As this “Metro” brand indicates, we are unlikely to see DHL trucks making far flung deliveries to rural towns like Elko, Nevada; since this new service is targeting precisely the same ECommerce residential shipments that UPS and FedEx have marked as undesirable, we can conclude that DHL is hoping to capture this lower margin business with lower pricing resulting from smaller and smarter investments in infrastructure. This is evident by the new service’s business model of using crowd-sourcing technologies in conjunction with local couriers and contractors to deliver on its same-day and next-day services. And while DHL is hoping to create new synergies through this unconventional delivery network, they may not be acting and shaping this market by themselves.

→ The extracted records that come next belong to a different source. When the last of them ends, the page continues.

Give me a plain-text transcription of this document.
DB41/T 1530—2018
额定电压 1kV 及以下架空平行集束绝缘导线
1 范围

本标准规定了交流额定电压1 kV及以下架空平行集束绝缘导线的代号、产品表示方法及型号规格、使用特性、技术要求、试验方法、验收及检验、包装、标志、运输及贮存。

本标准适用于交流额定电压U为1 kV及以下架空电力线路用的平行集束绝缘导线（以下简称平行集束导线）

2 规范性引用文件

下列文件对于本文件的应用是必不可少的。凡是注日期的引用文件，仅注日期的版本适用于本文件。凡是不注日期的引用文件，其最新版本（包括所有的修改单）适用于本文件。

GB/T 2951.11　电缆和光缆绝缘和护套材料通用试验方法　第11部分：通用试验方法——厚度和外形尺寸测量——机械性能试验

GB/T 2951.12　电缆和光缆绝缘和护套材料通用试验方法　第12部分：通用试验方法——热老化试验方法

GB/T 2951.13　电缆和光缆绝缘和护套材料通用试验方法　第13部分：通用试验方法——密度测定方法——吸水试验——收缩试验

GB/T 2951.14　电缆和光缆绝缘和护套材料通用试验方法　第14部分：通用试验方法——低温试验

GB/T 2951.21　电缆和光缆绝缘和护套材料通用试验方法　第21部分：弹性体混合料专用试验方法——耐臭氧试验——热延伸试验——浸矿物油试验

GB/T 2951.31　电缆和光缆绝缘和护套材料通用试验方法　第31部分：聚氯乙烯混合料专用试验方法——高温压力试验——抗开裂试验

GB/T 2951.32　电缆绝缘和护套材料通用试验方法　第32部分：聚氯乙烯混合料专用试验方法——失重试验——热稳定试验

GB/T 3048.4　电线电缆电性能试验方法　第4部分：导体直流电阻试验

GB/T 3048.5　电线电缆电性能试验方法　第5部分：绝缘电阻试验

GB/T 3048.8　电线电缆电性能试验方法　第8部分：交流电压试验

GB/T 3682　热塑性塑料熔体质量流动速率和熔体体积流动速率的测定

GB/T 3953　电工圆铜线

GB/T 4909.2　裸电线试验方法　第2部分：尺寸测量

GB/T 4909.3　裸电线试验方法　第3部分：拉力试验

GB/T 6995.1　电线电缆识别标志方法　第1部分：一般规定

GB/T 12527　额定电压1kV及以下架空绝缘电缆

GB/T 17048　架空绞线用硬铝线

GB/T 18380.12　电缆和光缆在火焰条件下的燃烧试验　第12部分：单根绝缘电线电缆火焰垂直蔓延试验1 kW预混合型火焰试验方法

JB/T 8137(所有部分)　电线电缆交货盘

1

An analyst at Cowen & Co. has speculated that DHL is working in conjunction with Amazon, the very company that themselves had recently launched a metro-area delivery service. A hypothetical joint venture between these two companies would suggest that Amazon’s ambitions in the shipping world run deeper than what they have previously stated. Many have doubted the ability of the global technology behemoth to replicate overnight UPS and FedEx’s vast delivery infrastructure, but the experience of a competitor who has tried and learned its lessons from failure would certainly give Jeff Bezos an additional advantage. Complement Amazon’s superior research & development capacity with DHL’s own investments in artificial intelligence, key to its current strategy, and UPS and FedEx could easily find the future catching up with them faster than anticipated.
While this speculation is fun for industry experts, the tangible effects of increased competition should yield dividends for parcel shippers in the near future. The most immediate beneficiaries of this news are ECommerce companies, particularly ones with concentrations in the densest US markets, but even commercial and non-metro shippers can find themselves better positioned to pressure their carrier reps if the latter are losing volume to DHL. While DHL’s entrance could be complementary to UPS and FedEx’s own margin issues for now, and while the two major US carriers could stand to benefit from a less hectic holiday season this year, neither company can afford to underestimate a wizened competitor aiming again, through vastly different approaches, for their share of the US parcel market.